Being Nice

I'm reading Three Dollars by Elliot Perlman. I can't say I'm emotionally attached to the book yet, but it's not making me incredibly bored or anything.

I saw a bit of the movie before...maybe on the Australian screen website? Or maybe I saw it when researching David Wenham.

Wait.  I just checked.  It was on the Australian Screen site. Here's the clip I watched.  

I'm on page 206 of the book right now.

The protagonist (Eddie) is on his way home with curries, and he's stopped by a troubled crying man.   Eddie stays with the man for awhile.  He doesn't give him any concrete type of assistance.  He just listens and acts compassionately.      

The book says, Was the worst part of the encounter his incredulity that I would stop, ask his name, shake his hand, talk to him, and offer assistance, or was it the fact that I had really provided none?

I think our world can be so cruel. Basic kindness can seem surprising and amazing.

Sometimes the world presents an opportunity for people to do heroic things. Like in Queensland.     People have the chance to sacrifice their time, and (potentially) health, to help others.

This article says that twenty-two thousand people have signed up as volunteers in the humongous clean-up job.  

That's really SPECTACULAR.  

It's wonderful when people do big favors for each other.

I know a family with Leukemia.  It's horrible and scary.  But it's also beautiful and uplifting to see all that is being done for this family.  People cook for them.  People send them gifts.  People made video tapes of themselves reading children's books to entertain the sick child.  People helped clean the family's house. So many different things.

There are so many ways to help others. And I don't think simple kindness should be downplayed or overlooked.  It's great if we could do a lot.  But it's also really nice to do little things. Sometimes simple words are really helpful.  Are you okay?  Do you need any help?  I'll pray for you. Do you want to talk about it?  

Listening also is a huge thing we can do for people.  It might seem small, but I think sometimes it can prevent tragedy.  Sometimes desperate people do horrible things.

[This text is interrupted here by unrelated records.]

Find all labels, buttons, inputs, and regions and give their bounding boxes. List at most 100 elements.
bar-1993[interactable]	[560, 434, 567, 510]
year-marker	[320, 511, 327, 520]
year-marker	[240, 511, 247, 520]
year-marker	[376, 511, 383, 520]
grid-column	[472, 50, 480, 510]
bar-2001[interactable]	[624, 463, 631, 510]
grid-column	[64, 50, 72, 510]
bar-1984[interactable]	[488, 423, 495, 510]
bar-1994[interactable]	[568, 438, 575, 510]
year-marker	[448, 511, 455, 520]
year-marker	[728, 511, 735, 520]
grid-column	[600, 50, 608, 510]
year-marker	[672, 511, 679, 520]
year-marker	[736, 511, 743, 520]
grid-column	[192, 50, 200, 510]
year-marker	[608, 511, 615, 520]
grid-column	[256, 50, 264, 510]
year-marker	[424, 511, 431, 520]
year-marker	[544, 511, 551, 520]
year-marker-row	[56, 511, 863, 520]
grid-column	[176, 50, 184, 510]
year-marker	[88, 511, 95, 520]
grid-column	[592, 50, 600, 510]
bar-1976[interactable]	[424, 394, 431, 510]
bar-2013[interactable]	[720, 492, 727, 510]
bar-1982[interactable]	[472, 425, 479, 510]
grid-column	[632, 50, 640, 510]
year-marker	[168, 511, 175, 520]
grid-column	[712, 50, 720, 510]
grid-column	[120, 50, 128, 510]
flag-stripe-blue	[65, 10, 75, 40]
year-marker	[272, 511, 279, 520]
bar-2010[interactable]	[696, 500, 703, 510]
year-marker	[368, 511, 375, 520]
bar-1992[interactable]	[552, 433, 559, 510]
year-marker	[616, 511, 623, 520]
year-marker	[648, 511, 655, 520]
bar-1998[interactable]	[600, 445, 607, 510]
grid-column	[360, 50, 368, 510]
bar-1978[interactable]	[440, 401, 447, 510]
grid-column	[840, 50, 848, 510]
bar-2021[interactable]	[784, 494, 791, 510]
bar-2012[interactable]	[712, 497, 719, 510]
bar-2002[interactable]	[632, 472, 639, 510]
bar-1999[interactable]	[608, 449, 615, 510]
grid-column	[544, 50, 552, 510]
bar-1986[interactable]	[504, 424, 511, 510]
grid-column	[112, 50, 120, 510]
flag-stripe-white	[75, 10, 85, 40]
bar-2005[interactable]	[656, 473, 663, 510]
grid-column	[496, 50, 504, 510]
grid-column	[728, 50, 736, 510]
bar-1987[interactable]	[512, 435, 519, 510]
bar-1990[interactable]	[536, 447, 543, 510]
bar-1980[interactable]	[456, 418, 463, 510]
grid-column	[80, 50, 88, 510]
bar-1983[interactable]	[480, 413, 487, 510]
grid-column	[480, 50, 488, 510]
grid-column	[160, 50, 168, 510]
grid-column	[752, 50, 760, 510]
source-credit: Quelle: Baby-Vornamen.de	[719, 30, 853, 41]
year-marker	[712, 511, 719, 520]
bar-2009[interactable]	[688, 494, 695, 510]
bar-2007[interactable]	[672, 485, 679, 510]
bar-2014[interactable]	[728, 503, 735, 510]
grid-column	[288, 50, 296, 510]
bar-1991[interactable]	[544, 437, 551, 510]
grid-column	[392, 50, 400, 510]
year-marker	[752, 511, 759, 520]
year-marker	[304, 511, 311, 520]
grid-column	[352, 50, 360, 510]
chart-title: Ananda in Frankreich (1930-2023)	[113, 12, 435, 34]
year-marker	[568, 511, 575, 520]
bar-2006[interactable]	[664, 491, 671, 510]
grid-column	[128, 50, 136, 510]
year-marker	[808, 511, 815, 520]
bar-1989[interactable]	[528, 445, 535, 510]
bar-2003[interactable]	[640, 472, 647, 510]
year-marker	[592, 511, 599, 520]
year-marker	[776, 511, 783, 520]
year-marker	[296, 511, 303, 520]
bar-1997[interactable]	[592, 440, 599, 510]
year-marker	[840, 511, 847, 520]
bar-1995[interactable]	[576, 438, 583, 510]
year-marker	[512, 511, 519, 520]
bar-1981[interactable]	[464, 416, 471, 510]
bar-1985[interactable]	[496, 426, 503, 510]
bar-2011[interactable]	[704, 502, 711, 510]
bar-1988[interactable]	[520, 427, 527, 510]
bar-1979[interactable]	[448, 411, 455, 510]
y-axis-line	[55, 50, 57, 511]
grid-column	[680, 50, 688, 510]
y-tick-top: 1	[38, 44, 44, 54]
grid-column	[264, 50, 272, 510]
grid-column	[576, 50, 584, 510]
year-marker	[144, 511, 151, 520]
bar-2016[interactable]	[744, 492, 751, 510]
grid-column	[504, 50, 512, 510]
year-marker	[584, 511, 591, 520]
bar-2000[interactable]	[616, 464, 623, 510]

Maybe if they felt someone had listened, they might not have felt so desperate.   

I try to be a good listener, because I think it's so important.  Sometimes I fail, though. Sometimes I feel I'm too busy. Sometimes I'm distracted. And I think I'd be like Eddie in the book. I'd probably worry about the curries getting cold.

Then again, some people talk WAY too much. It would be a bit much for them to expect someone to listen to them all the time.  We all have our limits, I suppose.